2. Penerapan ELISA dalam bidang pangan
Penerapan ELISA dalam bidang pangan contohnya adalah untuk
mendeteksi adanya aflatoksin pada kacang tanah dan jagung. ELISA kit
Aflavet yang digunakan untuk analisis sampel kacang tanah, jagung adalah
immunoassay dengan format ”direct competitive ELISA”. Prinsip penetapan
adalah pada plat mikro terjadi kompetisi antara AFB1 standar atau AFB1 yang
terkandung dalam sampel dengan enzim konjugat untuk berikatan dengan
antibodi yang terlapis pada plat mikro. Enzim konjugat yang tidak berikatan
dengan antibodi tercuci, dan enzim yang mengikat antibodi pada plat mikro
dengan penambahan substrat akan memberikan warna hijau kebiruan
(Rachmawati, 2005).
Selain itu ELISA telah banyak digunakan untuk analisis fluorokuinolon
residu dalam daging, jaringan hewan yang dapat dimakan (animal edible
tissues), susu, telur, udang dan belut. Competitive ELISA secara luas
digunakan untuk mendeteksi kontaminan dengan berat molekul kecil di dalam
makanan seperti, mikotoksin, pestisida dan antibiotik. Competitive ELISA
terdiri dari direct competitive ELISA, dimana antibodi diimmobilisasi
(difiksasi/dilekatkan) di atas fase solid (plate) dan indirect competitive ELISA,
dimana hapten atau antigen yang diimmobilisasi di atas fase solid. Sedangkan
non-competitive ELISA adalah dimana antigen difiksasi di atas fase solid
kemudian antibodi berlebel (labeled antibody) ditambahkan untuk berikatan.

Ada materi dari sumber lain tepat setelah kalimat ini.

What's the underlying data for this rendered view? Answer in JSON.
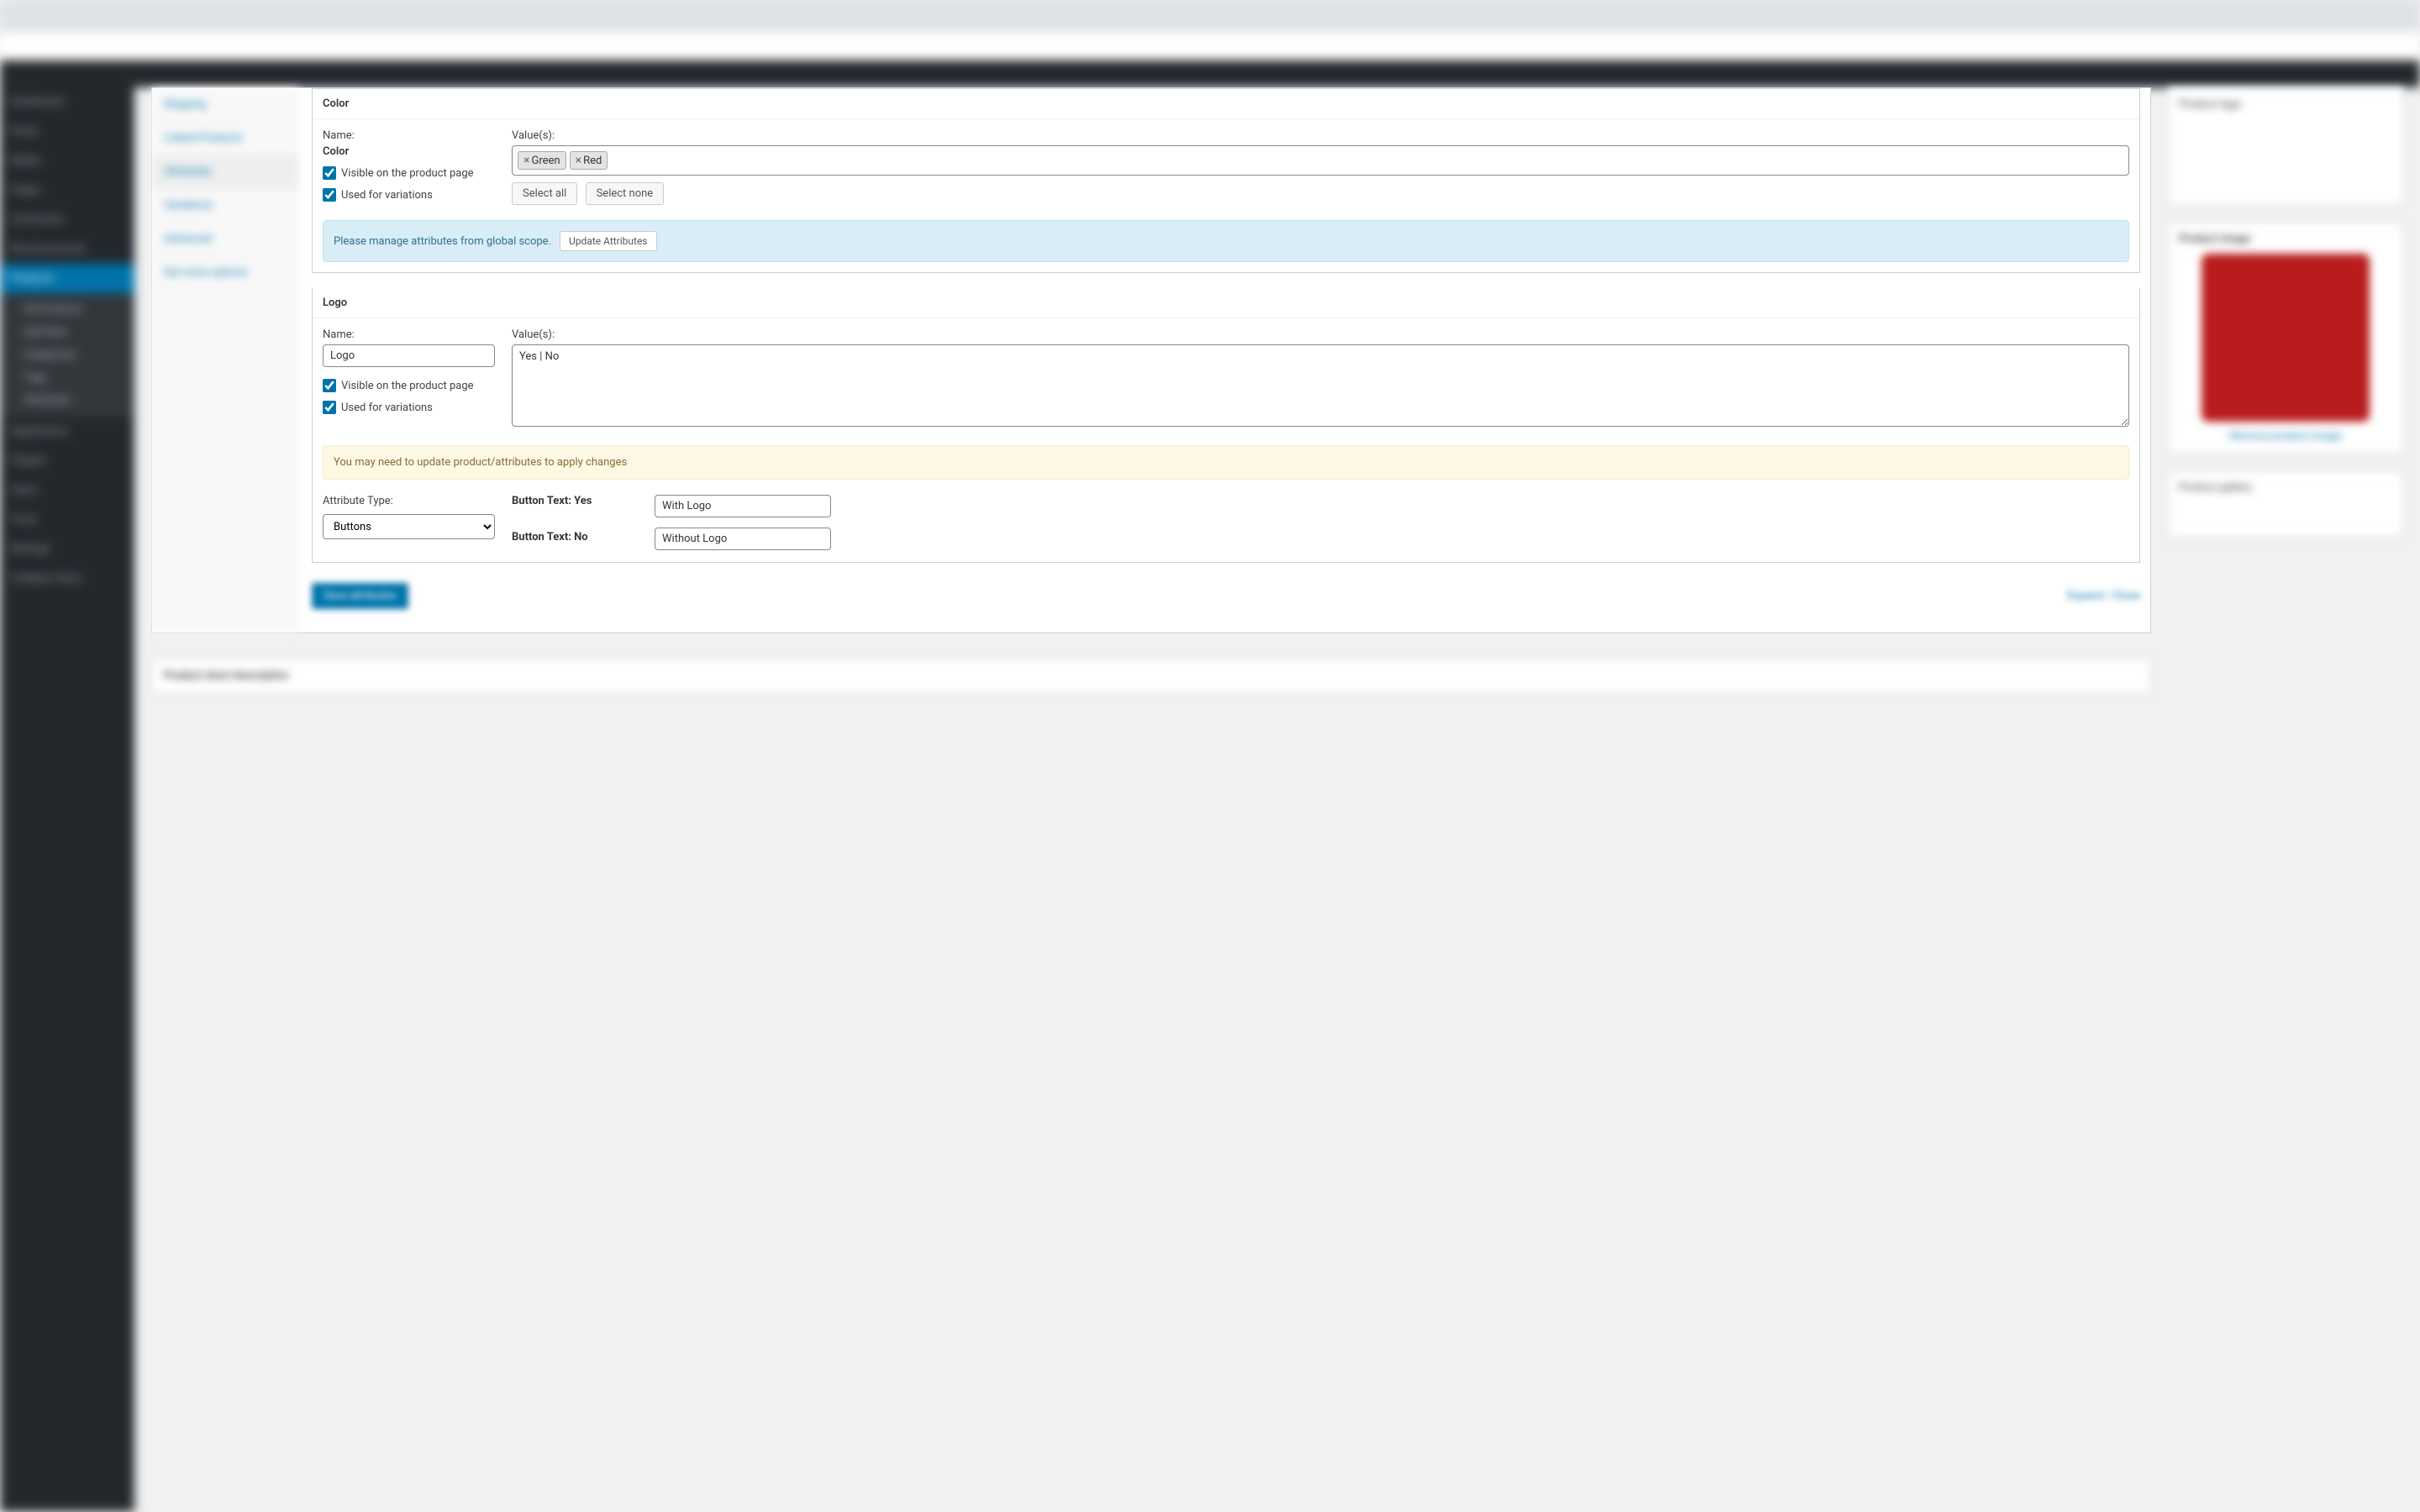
{
  "attributes": {
    "color": {
      "title": "Color",
      "name_label": "Name:",
      "name_value": "Color",
      "values_label": "Value(s):",
      "tags": [
        "Green",
        "Red"
      ],
      "select_all": "Select all",
      "select_none": "Select none",
      "visible_label": "Visible on the product page",
      "visible_checked": true,
      "variations_label": "Used for variations",
      "variations_checked": true,
      "info_message": "Please manage attributes from global scope.",
      "update_button": "Update Attributes"
    },
    "logo": {
      "title": "Logo",
      "name_label": "Name:",
      "name_value": "Logo",
      "values_label": "Value(s):",
      "values_text": "Yes | No",
      "visible_label": "Visible on the product page",
      "visible_checked": true,
      "variations_label": "Used for variations",
      "variations_checked": true,
      "warn_message": "You may need to update product/attributes to apply changes",
      "type_label": "Attribute Type:",
      "type_value": "Buttons",
      "btn_text_yes_label": "Button Text: Yes",
      "btn_text_yes_value": "With Logo",
      "btn_text_no_label": "Button Text: No",
      "btn_text_no_value": "Without Logo"
    }
  },
  "footer": {
    "save": "Save attributes",
    "expand": "Expand / Close"
  },
  "short_desc": "Product short description"
}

Hasil dari non-competitive ELISA secara langsung sebanding dengan
konsentrasi antigen. Ini karena antibodi berlebel tidak akan mengikat jika
antigen tidak ada di dalam sampel yang tidak diketahui (Zahid dan Isnindar,
2011).
DAFTAR PUSTAKA
Darmono. Tanpa Tahun. Klasifikasi Antibodi. www. geocities.ws/ kuliah_farm/ imunologi/ klasifikasi-antobodi.doc [21 Mei 2014]
Rachmawati, Sri. 2005. Kit Elisa (Aflavet) untuk Deteksi Aflatoksin pada Produk Pertanian. Seminar Nasional Teknologi Peternakan dan Veteriner.
Rifa’i, Muhaimin. 2011. Alergi dan Hipersensitif. Jurusan Biologi Fakultas Matematika dan Ilmu Pengetahuan Alam Universitas Brawijaya Malang.
Widyastuti. 2007. Radiofarmaka Berbasis Antibodi. Jurnal Radioisotop dan Radiofarmaka, Vol. 10.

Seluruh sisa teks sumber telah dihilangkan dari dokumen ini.